Every paper told a different story at the start of this week, despite speculation growing ahead of the arrival of the Future Forum’s recommended amendments to the Health Bill.

The Daily Mail chose to attack what it dubbed the “NHS pension millionaires”, reporting that some chief executives have “gold plated” schemes worth up to £110,000 a year.

The Financial Times ran an investigation into the “crisis” in the care home sector, as a scene-setter for Southern Cross’s announcement on its attempt to persuade its landlords to cut rents.

It reported that the private sector was providing a worse service than not-for-profit rivals and was facing financial strain following overexpansion, with low pay and high staff turnover.

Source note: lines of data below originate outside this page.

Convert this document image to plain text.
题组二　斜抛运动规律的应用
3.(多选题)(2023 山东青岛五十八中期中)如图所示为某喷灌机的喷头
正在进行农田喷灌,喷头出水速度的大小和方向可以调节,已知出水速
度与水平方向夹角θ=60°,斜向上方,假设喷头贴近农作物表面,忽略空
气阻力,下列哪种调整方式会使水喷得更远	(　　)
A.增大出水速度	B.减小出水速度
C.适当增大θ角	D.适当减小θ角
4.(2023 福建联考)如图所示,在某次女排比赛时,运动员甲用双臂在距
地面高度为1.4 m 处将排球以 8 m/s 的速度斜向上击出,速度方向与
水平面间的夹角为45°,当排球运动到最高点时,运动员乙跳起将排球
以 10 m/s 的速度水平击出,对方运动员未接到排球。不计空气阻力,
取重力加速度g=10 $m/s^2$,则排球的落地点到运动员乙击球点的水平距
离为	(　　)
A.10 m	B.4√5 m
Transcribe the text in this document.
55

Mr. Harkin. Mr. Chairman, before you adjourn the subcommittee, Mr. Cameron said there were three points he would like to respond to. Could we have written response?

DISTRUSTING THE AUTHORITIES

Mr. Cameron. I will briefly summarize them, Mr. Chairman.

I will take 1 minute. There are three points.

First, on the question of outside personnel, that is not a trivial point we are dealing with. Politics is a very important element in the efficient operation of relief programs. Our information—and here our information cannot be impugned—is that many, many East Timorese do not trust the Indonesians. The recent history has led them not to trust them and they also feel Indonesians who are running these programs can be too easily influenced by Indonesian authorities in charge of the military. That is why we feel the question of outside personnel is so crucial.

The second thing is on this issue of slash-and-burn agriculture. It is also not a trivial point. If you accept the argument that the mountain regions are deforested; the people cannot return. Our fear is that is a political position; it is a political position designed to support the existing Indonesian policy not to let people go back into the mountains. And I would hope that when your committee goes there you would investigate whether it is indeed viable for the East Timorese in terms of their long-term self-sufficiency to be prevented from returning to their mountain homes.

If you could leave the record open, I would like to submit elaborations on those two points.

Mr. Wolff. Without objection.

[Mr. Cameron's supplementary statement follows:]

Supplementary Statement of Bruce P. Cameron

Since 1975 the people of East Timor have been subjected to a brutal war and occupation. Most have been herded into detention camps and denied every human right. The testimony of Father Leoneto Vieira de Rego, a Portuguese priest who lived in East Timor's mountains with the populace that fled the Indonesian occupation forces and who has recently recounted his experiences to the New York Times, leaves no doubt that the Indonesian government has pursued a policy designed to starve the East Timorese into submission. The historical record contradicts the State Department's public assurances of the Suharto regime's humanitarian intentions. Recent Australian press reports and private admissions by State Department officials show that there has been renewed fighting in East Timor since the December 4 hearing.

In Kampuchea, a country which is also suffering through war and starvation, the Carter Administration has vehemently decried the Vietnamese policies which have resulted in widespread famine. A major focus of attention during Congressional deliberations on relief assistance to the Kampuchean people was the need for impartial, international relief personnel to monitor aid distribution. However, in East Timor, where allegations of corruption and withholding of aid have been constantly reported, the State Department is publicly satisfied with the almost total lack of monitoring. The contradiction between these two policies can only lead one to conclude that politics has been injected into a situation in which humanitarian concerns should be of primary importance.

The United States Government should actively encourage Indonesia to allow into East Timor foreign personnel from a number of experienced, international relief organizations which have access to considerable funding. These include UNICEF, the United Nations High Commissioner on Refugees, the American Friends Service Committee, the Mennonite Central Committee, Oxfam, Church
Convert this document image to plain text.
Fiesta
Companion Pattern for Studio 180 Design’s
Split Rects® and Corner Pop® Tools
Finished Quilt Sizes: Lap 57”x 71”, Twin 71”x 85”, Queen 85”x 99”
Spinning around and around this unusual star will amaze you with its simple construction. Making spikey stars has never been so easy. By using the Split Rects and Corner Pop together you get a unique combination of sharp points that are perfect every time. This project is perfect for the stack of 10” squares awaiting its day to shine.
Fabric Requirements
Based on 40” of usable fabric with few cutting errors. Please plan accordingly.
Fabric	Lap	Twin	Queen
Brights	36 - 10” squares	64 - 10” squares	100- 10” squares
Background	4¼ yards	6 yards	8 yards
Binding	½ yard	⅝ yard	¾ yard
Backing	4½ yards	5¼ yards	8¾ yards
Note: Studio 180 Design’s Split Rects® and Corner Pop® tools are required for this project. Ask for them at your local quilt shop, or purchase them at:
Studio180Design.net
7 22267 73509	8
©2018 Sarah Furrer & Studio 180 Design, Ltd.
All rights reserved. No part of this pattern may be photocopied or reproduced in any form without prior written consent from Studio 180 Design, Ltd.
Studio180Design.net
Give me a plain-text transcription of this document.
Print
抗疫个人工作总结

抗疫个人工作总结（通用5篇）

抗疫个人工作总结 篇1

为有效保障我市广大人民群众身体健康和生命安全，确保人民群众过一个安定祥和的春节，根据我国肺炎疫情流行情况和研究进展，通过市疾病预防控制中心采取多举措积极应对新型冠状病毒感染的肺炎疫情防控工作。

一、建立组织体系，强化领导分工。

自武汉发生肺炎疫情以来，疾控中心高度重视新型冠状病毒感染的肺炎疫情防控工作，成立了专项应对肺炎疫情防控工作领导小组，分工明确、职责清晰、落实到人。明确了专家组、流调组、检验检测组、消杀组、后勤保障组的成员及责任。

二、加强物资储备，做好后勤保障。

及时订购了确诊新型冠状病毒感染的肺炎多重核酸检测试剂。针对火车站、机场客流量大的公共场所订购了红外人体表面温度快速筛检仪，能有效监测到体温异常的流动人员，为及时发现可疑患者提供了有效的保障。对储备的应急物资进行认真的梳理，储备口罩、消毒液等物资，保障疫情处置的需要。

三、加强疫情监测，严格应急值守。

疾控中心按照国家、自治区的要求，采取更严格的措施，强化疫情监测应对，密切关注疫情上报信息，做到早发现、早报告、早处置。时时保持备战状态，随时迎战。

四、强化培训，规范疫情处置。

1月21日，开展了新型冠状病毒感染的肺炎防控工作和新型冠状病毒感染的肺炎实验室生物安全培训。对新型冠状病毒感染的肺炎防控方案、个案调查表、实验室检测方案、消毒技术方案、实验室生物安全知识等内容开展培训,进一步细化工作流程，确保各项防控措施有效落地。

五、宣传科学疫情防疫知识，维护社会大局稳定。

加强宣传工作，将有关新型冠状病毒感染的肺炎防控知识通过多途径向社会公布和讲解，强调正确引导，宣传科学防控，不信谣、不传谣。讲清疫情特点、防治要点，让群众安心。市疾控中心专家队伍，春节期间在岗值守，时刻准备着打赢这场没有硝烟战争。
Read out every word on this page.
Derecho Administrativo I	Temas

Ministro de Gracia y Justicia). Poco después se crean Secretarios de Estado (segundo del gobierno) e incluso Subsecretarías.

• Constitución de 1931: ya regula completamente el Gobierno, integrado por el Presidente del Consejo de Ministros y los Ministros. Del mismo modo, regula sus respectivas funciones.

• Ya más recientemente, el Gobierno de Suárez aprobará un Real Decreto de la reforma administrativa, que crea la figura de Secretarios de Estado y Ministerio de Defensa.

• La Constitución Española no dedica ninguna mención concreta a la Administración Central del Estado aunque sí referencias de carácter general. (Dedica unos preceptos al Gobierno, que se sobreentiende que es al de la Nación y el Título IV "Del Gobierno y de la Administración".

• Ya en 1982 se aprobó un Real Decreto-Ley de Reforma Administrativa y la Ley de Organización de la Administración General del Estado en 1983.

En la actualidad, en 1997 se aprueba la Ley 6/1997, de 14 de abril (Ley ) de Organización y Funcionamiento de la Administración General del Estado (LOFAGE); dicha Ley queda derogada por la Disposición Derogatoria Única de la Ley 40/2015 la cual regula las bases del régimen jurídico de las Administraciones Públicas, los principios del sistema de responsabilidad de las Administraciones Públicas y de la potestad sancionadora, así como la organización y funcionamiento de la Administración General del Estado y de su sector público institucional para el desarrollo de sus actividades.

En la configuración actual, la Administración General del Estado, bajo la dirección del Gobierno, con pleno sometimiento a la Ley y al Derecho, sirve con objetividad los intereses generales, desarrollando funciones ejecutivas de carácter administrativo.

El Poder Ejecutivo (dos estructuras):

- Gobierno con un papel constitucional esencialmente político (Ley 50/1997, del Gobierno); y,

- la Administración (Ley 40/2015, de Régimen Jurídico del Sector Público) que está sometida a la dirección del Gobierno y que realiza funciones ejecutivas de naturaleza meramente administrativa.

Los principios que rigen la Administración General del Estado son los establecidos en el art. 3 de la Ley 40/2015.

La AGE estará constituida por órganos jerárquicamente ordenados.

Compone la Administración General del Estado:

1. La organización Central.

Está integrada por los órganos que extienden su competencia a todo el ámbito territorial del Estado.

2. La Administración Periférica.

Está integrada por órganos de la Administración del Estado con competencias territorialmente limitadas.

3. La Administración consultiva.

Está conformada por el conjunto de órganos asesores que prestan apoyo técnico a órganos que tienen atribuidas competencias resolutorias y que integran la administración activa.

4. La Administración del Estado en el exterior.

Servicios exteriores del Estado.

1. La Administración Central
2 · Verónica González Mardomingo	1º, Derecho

Back to the reforms, the Sunday Telegraph kicked off proceedings by reporting that the prime minister was “ready to sacrifice Andrew Lansley”. It said senior figures in Downing Street had begun to “war game Mr Lansley’s departure” on the grounds that the revised bill would be so radically different from the original that he would have no credibility to drive it through. 

The Daily Telegraph followed up on Monday with a story about how patients and the public would sit on the boards of “official bodies overseeing” consortia, as part of the bill changes.

The Guardian went with a classic “patients denied treatment” story, in which it reported that primary care trusts were refusing to let doctors give multiple sclerosis patients a cannabis-derived drug called Sativex.

The papers also paid tribute to the life and work of Dr Ann McPherson, co-author of the best selling health guide for adolescents, Diary of a Teenage Health Freak. The GP and advocate of assisted suicide died on Saturday from pancreatic cancer.